Between 1916 & 1918 the Germans produced three types of steel helmet, the M16, M18, and the M18 Cut-Out (the latter was introduced only in 1918, had a wavy rim, and most examples you see today are fakes, only 100,000 being produced for field trials). There was no M17.
Actually, that isn’t strictly true. There was a M17 but it referred only to a new liner band on the inside of the M16, introduced in 1917 and made of steel as opposed to leather due to a shortage of raw materials, and with chromed leather padding attached, not to a separate helmet.
The Stahlhelm (steel helmet) replaced, of course, the traditional boiled leather Picklehaube (literally spiked hood) that had been in use for many years,…
…and contributed hugely to my complete inability to watch First World War films where the Tommies are all in Brodies (the British steel helmet), and they’re all retreating from Mons or being gassed at Second Ypres, pursued by the Germans in their Stahlhelme.
Anyway, don’t get me started on that.
As finding a relic helmet with liner and padding still attached after all these years is unlikely, there is one other thing that differentiates the M16 from the M18, and which has to do with the chinstrap, as I’ll explain later.
Otherwise the two helmets were basically the same, or at least as identical as more than a dozen different factories across Germany could make them; there were slight variations from factory to factory, the best known variation referred to these days as the ‘Duck-Bill’ – not much imagination required – but the Germans never made any technical distinction between these variations.
The Great War was an artillery war.

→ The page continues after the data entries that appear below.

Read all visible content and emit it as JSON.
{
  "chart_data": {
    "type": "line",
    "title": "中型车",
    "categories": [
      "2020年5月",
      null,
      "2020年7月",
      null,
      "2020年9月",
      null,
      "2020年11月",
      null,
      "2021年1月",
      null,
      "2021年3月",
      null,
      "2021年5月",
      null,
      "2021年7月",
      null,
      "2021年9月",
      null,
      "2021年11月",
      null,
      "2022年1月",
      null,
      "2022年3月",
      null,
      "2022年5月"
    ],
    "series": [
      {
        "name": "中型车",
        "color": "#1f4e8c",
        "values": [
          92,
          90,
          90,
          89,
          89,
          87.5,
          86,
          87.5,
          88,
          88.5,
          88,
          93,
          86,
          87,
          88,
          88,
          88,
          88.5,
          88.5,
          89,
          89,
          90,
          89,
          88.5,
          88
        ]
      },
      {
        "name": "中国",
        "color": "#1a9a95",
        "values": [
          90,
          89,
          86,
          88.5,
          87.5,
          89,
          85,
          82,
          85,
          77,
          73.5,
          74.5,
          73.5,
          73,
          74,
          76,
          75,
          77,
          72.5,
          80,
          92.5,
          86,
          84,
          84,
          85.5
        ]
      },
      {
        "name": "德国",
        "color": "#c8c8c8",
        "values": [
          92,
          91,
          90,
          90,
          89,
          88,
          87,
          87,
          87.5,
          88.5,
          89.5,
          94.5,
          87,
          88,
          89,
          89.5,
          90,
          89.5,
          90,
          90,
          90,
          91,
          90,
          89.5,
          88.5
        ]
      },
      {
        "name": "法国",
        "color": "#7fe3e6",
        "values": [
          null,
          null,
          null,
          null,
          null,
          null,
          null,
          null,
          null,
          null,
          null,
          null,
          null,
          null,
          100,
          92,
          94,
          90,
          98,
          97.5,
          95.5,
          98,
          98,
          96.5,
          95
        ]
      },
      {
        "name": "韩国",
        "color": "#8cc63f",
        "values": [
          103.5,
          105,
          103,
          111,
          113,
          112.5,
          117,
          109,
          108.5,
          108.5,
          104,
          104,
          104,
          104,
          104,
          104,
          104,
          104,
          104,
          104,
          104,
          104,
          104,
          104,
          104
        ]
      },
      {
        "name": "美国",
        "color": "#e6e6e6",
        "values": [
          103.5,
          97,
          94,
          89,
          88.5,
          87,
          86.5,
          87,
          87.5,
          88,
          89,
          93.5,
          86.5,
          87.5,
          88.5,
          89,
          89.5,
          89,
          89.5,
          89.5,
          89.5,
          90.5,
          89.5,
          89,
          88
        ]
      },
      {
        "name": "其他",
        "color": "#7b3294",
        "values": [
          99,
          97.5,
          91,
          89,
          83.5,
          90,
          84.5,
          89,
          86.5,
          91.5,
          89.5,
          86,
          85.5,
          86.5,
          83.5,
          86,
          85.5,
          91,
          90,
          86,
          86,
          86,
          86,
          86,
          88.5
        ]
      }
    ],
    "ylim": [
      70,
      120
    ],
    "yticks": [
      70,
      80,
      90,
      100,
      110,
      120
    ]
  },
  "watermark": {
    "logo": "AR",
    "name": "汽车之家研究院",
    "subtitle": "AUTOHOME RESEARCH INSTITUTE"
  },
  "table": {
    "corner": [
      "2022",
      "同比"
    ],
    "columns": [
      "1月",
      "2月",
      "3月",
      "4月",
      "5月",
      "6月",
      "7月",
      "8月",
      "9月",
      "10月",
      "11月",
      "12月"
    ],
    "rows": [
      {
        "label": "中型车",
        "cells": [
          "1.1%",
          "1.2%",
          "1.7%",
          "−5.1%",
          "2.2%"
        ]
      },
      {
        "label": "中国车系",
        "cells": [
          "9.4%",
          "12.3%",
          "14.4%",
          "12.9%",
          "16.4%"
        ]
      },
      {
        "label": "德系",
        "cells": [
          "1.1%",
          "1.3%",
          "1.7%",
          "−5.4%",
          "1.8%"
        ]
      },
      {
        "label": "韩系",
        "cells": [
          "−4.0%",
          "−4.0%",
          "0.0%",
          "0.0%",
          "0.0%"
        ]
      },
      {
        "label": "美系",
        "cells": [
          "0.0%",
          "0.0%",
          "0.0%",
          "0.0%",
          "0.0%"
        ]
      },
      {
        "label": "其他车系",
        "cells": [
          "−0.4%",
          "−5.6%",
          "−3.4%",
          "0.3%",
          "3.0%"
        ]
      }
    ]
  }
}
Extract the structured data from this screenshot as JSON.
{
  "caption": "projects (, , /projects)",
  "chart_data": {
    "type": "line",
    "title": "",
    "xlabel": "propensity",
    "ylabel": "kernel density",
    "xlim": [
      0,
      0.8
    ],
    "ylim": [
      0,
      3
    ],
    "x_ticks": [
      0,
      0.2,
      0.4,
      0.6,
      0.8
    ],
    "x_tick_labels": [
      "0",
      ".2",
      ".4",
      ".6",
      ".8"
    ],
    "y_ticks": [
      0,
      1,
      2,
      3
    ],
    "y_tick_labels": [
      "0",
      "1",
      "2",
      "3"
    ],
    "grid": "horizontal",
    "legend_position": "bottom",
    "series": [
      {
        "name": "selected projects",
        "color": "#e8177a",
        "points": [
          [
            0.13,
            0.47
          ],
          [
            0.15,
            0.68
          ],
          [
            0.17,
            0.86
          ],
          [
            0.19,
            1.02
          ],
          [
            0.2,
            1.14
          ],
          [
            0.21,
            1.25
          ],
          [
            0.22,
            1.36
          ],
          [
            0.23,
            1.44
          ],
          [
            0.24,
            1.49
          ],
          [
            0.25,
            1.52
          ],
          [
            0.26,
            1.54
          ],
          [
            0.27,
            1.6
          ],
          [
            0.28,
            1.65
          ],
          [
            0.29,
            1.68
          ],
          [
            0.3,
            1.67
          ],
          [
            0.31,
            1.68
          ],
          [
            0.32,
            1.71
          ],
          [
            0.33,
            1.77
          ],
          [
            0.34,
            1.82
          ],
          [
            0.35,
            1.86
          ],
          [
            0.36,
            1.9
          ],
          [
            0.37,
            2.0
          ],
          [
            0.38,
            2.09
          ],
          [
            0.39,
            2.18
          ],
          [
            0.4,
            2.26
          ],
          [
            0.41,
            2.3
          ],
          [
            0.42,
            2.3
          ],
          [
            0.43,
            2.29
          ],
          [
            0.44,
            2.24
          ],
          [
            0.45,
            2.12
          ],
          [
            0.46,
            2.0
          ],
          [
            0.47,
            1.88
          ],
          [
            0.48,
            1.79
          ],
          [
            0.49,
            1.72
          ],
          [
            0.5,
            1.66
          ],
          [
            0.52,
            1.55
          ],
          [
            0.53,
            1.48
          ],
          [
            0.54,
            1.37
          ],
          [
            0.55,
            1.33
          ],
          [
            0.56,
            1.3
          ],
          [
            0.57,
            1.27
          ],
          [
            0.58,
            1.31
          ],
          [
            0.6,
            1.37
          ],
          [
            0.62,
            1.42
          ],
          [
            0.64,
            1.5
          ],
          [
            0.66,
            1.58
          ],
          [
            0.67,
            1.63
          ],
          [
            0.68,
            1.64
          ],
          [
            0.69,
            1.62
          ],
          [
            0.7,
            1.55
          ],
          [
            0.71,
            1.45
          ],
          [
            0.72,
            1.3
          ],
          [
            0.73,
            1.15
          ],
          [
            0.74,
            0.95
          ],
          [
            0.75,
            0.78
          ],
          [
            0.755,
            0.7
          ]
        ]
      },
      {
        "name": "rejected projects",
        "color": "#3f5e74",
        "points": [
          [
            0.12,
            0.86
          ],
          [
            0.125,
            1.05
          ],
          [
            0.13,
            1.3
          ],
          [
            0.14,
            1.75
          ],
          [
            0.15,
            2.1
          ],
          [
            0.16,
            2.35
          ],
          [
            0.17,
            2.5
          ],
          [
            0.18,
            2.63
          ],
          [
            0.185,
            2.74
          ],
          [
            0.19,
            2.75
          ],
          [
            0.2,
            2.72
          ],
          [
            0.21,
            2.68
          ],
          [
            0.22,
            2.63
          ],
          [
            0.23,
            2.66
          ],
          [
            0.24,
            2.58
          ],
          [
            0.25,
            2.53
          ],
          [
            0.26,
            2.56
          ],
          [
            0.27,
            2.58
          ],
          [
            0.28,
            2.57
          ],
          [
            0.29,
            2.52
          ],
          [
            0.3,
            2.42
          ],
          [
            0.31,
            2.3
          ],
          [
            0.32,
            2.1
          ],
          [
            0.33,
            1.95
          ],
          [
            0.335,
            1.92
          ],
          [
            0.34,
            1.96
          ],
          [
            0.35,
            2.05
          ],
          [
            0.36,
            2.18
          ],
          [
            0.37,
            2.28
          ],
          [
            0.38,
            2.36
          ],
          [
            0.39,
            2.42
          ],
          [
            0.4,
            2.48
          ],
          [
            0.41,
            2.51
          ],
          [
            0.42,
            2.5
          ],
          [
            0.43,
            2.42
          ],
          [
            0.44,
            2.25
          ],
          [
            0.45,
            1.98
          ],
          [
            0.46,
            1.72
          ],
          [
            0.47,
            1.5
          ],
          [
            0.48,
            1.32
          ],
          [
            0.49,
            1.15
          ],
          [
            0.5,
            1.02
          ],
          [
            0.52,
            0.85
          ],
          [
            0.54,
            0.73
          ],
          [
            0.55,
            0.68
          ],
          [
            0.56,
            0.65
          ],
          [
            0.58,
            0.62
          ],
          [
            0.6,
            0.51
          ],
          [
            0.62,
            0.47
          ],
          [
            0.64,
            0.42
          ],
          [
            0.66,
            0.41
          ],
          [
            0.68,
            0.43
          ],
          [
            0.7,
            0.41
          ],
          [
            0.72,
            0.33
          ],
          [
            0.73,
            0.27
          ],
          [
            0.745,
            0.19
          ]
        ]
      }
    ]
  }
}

The one thing that never stopped was the sound of the guns firing from their positions behind the lines, and the huge numbers of head injuries suffered by both sides in the first year of the war, many from exploding shrapnel, led to inevitable research into head protection.
The German helmet was made of high quality chromium-nickel steel, with the familiar sloping skirts and peak we recognise so well (and surely providing much better protection than the British Brodie helmet), and with the strange lugs…
…on either side (which Second World War German helmets don’t have), and which provide one of the most common questions I get asked, “What were they for?”. And it’s a fair question too. They had two purposes, one to provide ventilation, and the other to attach a steel plate that covered the front of the helmet, providing sentries with double protection, although I don’t think this use proved very practical, as there are only a few photos I have ever seen showing its use (hence the very nice inset example from an old auction photo – not mine, I hasten to add).
Field trials in late 1915 proved successful, and delivery to troops on the front line began in January 1916, and yet it seems it would be April 1917 before all troops had been issued with them.
Partly, perhaps, due to the Germans’ intense quality control, but it does seem a very slow affair, a telegram to all Army Groups from Ludendorff in January 1917 in which he ordered that all German troops be issued with the steel helmet, proving that at that time some troops were still wearing either the Picklehaube or just cloth field caps!
Now, back to the chinstrap. At the top of this picture, inside the skirt of the helmet, the riveted M1891 mount with its little spike to which the chinstrap was once attached is clearly visible; I’ll show you the one opposite in detail in a minute. The M16 helmet used exactly the same chinstrap as the Picklehaube, mainly because, I gather, the helmet’s designers had completely overlooked adding a chinstrap at all during the design phase! The suggested solution was to rivet M1891 mounts onto the inside skirts of the helmets, and attach Picklehaube chinstraps, of which they had a surplus. And that is exactly what they did. This system proved problematical in the field, however, partly because the strap would slip down across the windpipe, so changes were made when the M18 helmet was introduced to solve the problem.
This is part of the chinstrap attachment of a Picklehaube,…
…and you will notice that it is very similar indeed to this close-up of the attachment which still remains on the mount on the inside of the skirt on the other side of the helmet. And it is these M1891 mounts that give the game away, as the M18’s newly designed steel liner included the chinstrap attachment, so there was no need for M1891 mounts any more, and the M18 model helmet doesn’t have them.
And if you check the earlier photo of the inside of the rusted helmet, you will also see one of the M1891 mounts still survives riveted to the skirt, and thus we know that both these helmets are M16 models.
Shrapnel? You might think so, and you might be right, but I wonder if these aren’t pickaxe marks. There are photos of piles of German helmets being pickaxed after the war (see inset), and if you look at the photo below, don’t you think that the bottom hole shows signs that something has been inserted and then pulled out – like a pickaxe?
Anyway, there you are. You’re all experts now.